There is also a difference between recognizing that something is outside our expertise and making an appropriate referral for additional services, and saying that we don’t work with a certain group of people, which is what Ms. Ward’s actions amount to.

21 06 2012
sw247

That last comment is actually mine – apparently wordpress still remembers my email as an old blog (iamthisgirl). 🙂 Just wanted to claim my comment!

27 06 2012
Jill

Blecch, people are icky – what a ridiculous person! I agree that she absolutely should not be counseling high school students; what if someone came out to her and she rejected/passed on them?? Whether it was done subtly or not, teens would know that she disapproved of them, and I can’t imagine how devastating that would feel.

I have to say though, I’m not a fan of your comment about the “blatant homophobia hidden in religion.” Not all religions incorporate elements of homophobia, and although some do, not all religious people subscribe to those vestiges of past discrimination. There are also plenty of religious people who lobby for the separation of church and state rather than trying to smother laws with their values. Just something that caught my eye – I guess that BA in religious studies (academic study of a bunch of religions, not theology!) was good for something!

27 06 2012
socialjerk

Oh no, I was referring to *Ms. Ward’s* homophobia hidden in religion. As in, not admitting and dealing with the messed up fact that she doesn’t like gay people, but rather hiding behind “not my fault, it’s my religion!” *This* is an instance of blatant homophobia hidden in religion. I have a huge issue with how many religions treat LGBT people (particularly Catholicism, as that’s what I grew up in) but that homophobia certainly isn’t hidden.

I minored in religious studies, which I certainly wouldn’t have done if I thought all religions or religious people were virulently homophobic. Though I’m now an atheist, most people I know are religious to some degree and think that this situation is ridiculous, so I certainly wasn’t saying what you thought I was saying.

Thanks for reading.

3 07 2012
Jill

Thanks for your clarification! I definitely misunderstood. I adore your blog, and I hope to be a young foster parent in a few years, so maybe someday we’ll meet 🙂

27 06 2012
emaufmuth

I am just dumbfounded. How dare a school of higher learning encourage its students to think beyond their own perspectives! How dare a profession focused on helping people dealing with challenging situations encourage its practitioners to deal with their own challenged ideas! How dare they!!

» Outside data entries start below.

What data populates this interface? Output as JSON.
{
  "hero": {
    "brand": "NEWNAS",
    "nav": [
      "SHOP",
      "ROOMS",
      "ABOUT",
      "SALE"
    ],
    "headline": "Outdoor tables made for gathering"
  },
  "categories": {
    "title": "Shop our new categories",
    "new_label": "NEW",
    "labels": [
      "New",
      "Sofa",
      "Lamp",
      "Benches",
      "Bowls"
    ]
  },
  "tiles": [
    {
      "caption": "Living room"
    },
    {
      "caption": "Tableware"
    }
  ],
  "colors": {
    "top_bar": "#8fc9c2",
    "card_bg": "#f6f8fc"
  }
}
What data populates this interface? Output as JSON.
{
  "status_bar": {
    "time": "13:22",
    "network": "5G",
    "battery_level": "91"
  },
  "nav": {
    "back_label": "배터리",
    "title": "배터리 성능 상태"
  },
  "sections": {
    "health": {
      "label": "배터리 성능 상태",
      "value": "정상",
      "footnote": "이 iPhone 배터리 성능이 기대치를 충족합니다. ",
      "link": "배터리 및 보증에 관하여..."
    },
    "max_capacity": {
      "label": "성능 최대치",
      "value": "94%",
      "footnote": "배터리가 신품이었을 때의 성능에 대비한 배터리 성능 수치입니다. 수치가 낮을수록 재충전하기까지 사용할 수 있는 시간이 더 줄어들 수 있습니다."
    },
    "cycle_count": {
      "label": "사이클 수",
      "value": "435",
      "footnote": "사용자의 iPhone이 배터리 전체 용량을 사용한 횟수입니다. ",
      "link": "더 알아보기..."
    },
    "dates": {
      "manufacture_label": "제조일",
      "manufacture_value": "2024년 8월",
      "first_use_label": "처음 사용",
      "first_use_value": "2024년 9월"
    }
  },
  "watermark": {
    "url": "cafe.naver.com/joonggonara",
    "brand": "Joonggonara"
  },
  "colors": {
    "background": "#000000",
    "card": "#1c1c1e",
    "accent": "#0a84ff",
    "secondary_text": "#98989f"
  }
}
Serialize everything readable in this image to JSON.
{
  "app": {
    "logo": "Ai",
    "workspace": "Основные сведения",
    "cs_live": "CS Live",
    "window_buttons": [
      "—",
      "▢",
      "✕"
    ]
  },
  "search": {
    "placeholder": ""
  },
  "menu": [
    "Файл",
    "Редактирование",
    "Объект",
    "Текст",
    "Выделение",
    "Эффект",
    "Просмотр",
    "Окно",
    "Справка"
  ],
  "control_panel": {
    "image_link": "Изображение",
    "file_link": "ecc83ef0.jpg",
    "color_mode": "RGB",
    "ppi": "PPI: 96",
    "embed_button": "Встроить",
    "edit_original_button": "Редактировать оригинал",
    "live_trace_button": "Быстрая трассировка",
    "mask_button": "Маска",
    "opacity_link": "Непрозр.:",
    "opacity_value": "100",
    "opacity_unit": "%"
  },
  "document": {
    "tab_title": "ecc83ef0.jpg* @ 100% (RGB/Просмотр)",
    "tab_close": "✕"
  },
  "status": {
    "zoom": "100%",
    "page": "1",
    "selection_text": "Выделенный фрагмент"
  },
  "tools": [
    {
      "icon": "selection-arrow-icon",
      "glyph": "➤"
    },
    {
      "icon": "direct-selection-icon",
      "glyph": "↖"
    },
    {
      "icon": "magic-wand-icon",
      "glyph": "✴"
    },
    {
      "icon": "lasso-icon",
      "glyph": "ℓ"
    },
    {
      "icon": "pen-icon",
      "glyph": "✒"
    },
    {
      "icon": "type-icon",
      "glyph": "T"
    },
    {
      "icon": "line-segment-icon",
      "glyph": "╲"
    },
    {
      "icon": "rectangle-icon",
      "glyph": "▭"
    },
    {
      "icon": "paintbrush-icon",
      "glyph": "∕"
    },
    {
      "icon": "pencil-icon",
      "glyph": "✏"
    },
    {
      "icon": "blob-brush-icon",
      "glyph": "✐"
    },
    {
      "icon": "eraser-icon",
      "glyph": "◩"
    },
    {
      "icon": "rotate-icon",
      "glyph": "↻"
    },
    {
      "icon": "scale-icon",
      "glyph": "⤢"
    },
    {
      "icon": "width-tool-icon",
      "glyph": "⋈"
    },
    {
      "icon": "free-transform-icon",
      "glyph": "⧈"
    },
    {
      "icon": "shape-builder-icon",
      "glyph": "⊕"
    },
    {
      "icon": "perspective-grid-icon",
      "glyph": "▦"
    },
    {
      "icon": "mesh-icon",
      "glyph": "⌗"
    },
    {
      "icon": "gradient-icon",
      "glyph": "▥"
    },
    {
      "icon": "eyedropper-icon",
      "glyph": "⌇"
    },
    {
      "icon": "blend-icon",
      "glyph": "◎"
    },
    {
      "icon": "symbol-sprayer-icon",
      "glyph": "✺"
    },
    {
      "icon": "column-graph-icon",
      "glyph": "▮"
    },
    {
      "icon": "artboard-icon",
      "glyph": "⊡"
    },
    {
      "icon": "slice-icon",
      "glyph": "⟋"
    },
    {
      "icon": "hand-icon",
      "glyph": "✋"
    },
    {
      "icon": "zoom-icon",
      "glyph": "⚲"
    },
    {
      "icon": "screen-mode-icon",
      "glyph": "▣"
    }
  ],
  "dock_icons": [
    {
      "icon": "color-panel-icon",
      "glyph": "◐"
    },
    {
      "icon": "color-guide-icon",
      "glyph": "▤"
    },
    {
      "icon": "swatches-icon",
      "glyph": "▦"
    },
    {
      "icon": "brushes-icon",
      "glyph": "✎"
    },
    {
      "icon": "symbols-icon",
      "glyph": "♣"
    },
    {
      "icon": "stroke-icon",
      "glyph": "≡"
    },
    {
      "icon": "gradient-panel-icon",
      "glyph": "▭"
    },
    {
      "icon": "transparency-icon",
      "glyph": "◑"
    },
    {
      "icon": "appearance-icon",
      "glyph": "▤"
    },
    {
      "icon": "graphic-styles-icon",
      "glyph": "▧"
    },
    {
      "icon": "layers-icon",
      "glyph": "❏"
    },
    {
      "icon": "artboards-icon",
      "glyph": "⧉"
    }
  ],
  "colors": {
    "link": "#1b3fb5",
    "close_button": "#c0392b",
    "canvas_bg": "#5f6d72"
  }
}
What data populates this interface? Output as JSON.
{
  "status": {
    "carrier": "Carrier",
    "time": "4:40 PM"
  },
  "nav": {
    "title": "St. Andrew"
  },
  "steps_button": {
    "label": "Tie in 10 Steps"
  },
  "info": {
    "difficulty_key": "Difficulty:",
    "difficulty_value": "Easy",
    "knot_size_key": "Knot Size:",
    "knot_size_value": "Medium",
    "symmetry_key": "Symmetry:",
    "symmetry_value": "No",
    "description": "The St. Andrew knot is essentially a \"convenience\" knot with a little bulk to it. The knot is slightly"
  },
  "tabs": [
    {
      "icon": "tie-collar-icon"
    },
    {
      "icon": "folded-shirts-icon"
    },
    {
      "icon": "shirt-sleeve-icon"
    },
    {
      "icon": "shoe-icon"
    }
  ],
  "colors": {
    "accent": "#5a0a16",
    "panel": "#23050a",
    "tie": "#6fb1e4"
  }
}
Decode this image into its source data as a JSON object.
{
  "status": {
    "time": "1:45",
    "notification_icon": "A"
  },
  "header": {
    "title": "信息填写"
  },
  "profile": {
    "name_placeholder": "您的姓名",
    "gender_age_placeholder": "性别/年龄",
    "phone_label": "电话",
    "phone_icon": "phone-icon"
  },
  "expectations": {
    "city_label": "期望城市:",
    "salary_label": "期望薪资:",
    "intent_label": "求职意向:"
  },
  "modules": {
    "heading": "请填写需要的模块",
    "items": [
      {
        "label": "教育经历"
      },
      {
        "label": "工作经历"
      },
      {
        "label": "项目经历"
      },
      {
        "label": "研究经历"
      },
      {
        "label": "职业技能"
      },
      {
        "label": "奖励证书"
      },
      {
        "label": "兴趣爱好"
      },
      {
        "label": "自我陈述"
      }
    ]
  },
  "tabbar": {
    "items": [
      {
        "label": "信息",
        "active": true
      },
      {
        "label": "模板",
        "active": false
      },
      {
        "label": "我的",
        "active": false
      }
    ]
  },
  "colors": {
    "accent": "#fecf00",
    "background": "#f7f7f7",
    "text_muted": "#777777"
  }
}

I dunno…I think Ms. Julea needs a new profession that allows her to only work with people who think exactly like she does and only live their lives the way she wants them to… What does that leave us with… Cult leader?

So, if I move to Michigan and become a ‘counselor’, does that mean that I can tell all homophobic, republicans to get bent because I don’t believe in their beliefs?

Don’t lets get started on that whole counseling program thing. Oy.